Le videocall si susseguono, le telefonate pure. È un vero e proprio casting a tutti i livelli, a partire dall'allenatore e dal direttore sportivo. E' la conferma del tentativo di applicare il modello americano al calcio italiano: licenziamenti "collettivi" dall'oggi al domani, dirigenti che lasciano la sede con gli scatoloni fra le braccia come nemmeno a Lehman Brothers, ricerca dei sostituti attraverso cacciatori di teste e colloqui in videochiamata, analisi interna dei candidati, scrematura, colloqui successivi più approfonditi. E avanti così fino all'individuazione del profilo più adatto, ammesso ovviamente che il profilo in questione condivida la progettualità del club.
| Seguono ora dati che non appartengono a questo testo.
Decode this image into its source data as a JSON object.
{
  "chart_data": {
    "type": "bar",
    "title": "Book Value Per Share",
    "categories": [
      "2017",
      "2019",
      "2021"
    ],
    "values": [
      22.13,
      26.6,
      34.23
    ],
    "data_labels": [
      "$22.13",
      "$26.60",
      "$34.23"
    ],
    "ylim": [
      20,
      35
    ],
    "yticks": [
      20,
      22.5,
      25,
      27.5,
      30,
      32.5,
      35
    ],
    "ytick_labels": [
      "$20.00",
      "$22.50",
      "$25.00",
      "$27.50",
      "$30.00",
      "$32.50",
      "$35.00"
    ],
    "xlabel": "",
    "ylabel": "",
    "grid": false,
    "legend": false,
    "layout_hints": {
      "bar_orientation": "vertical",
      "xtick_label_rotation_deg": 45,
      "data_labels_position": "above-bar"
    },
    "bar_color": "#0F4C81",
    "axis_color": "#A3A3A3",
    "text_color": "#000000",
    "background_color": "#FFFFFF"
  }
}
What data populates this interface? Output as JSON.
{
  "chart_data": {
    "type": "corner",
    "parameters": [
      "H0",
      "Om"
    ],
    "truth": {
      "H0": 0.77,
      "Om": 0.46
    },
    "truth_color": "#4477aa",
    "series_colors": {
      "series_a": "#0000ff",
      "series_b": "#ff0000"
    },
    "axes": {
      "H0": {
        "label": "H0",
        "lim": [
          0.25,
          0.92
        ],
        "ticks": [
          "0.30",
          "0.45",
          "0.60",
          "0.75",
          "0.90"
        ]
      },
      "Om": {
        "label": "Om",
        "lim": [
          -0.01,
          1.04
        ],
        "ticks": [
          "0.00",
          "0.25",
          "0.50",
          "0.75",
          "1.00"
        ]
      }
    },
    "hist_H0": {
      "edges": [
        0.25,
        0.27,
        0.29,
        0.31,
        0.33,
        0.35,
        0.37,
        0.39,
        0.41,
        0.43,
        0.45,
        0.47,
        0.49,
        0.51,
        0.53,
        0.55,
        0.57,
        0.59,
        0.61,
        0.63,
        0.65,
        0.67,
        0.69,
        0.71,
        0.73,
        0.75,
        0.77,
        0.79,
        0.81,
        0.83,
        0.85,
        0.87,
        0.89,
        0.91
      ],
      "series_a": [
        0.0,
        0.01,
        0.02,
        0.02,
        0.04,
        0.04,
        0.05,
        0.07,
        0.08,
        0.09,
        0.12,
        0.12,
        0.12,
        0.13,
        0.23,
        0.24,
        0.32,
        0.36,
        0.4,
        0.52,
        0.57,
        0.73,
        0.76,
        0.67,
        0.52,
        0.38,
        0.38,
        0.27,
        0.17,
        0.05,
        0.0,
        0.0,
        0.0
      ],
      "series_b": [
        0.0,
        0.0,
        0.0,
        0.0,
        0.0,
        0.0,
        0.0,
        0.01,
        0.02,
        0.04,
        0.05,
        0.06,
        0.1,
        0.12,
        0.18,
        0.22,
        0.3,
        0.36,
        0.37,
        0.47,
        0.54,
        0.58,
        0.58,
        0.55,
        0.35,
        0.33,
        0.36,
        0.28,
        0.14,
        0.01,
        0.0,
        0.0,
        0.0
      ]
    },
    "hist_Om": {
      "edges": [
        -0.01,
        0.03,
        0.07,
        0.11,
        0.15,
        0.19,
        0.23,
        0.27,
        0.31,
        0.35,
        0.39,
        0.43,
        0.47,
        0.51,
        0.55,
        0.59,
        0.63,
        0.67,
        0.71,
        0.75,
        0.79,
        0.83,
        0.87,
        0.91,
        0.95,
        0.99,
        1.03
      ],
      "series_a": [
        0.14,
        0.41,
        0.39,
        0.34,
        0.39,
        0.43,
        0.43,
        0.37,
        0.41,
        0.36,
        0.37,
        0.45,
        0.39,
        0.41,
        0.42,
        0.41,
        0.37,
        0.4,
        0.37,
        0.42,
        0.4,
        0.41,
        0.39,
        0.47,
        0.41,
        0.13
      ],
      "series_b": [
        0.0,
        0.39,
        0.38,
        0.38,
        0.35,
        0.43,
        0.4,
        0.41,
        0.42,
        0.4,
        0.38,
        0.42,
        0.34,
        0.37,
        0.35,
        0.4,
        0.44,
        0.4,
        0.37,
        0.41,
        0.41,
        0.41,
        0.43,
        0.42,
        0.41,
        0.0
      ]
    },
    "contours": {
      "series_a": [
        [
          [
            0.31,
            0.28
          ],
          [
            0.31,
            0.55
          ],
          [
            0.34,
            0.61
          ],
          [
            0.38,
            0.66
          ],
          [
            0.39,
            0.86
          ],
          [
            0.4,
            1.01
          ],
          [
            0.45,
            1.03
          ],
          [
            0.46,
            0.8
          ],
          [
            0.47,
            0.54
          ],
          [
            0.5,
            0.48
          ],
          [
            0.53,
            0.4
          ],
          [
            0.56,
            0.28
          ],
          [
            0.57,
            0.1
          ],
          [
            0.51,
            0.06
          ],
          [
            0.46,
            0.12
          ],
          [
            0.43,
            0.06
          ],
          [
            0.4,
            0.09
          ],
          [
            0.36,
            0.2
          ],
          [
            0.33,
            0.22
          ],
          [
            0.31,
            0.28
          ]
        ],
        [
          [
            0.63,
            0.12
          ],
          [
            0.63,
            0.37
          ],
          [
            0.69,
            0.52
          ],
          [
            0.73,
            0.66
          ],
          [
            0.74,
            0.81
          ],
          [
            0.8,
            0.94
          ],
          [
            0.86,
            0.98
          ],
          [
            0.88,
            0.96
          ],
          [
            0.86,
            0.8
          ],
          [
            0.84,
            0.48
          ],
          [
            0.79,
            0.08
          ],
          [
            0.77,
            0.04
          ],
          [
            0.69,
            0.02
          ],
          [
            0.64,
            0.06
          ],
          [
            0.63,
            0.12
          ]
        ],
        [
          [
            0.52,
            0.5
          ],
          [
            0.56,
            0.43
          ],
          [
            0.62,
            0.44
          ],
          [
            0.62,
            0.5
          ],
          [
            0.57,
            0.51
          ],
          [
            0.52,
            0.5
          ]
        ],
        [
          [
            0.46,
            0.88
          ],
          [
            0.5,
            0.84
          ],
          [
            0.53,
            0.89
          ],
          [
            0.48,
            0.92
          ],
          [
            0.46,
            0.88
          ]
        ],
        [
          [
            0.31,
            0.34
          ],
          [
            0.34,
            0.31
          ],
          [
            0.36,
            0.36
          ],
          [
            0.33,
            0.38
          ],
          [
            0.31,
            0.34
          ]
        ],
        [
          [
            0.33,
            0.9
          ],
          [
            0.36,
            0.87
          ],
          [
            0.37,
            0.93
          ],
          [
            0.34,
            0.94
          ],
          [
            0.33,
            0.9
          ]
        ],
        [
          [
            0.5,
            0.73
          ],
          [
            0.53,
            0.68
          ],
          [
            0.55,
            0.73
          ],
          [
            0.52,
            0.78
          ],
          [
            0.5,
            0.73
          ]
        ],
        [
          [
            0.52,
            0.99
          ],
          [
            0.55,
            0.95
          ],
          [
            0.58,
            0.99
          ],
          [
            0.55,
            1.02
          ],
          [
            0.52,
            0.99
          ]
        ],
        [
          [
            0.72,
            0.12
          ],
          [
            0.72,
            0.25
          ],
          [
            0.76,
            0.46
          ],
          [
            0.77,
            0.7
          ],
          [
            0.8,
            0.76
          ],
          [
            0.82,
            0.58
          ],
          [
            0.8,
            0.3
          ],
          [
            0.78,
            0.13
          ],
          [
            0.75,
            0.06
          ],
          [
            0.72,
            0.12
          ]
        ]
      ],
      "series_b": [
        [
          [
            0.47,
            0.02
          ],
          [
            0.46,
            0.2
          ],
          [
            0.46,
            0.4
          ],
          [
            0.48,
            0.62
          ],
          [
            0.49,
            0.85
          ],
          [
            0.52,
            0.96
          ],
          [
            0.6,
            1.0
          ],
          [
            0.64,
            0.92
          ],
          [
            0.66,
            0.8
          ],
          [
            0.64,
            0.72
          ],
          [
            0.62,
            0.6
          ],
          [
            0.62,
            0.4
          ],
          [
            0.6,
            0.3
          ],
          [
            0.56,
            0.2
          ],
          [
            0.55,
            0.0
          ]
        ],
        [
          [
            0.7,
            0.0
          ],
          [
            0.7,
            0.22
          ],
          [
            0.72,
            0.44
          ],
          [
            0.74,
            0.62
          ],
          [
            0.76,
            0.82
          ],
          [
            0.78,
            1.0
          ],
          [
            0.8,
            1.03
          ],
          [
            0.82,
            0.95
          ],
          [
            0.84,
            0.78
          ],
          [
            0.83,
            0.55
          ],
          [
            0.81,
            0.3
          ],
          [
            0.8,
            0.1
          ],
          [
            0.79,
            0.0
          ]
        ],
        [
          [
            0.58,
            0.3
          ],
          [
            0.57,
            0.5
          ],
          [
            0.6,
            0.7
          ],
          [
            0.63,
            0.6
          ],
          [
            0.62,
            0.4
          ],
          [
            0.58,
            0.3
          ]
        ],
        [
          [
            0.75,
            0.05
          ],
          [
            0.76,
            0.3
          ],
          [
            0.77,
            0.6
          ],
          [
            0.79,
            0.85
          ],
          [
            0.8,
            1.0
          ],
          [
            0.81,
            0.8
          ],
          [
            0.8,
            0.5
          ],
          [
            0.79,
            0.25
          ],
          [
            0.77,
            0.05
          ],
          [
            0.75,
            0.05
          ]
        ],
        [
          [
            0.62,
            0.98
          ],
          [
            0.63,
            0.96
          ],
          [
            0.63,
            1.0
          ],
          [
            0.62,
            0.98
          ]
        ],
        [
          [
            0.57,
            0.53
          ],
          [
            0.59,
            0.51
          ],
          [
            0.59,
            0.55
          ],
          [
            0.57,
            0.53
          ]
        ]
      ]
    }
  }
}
Colloqui che peraltro proseguono a ritmo serrato, con più candidati: ce ne sono stati anche oggi, sebbene Glasner resti il nome in cima alla lista. Al Milan non sono preoccupati anche perché - ricorre spesso questa orgogliosa sottolineatura - tutti i colloqui avvengono con personaggi di alto livello. Come a dire: per riempire le caselle vuote magari ci vorrà ancora un po', ma dove si casca, si casca bene.

lacune

—  

Le perplessità del mondo esterno infatti riguardano soprattutto le tempistiche, che evidentemente in questo momento e in questo contesto agli occhi del club non sono la priorità. Quanto meno, non la priorità assoluta, che resta quella di collocare le persone giuste al posto giusto. Mettendosi nei panni di RedBird, l'esigenza è comprensibile. Limitandosi alla panchina, dopo l'addio di Pioli - arrivato fisiologicamente a fine ciclo - è stato inanellato un flop dopo l'altro: Fonseca, Conceição e Allegri avrebbero dovuto avviare un ciclo - soprattutto Max -,che tuttavia non è mai riuscito a decollare. E a livello di management è stata la stessa cosa: dopo l'allontanamento di Maldini e Massara, il gruppo di lavoro allargato formato da Furlani, Ibra e Moncada si è rivelato inadatto, così come agli occhi della proprietà non è stato giudicato sufficiente il lavoro di Tare. I quattro licenziamenti operati da Cardinale raccontano esattamente questo. Volendo sintetizzare: il Milan non è preoccupato dallo scorrere del tempo, quanto dal timore delle sue stesse scelte. Il problema, nel calcio, è che non esistono scelte senza rischi.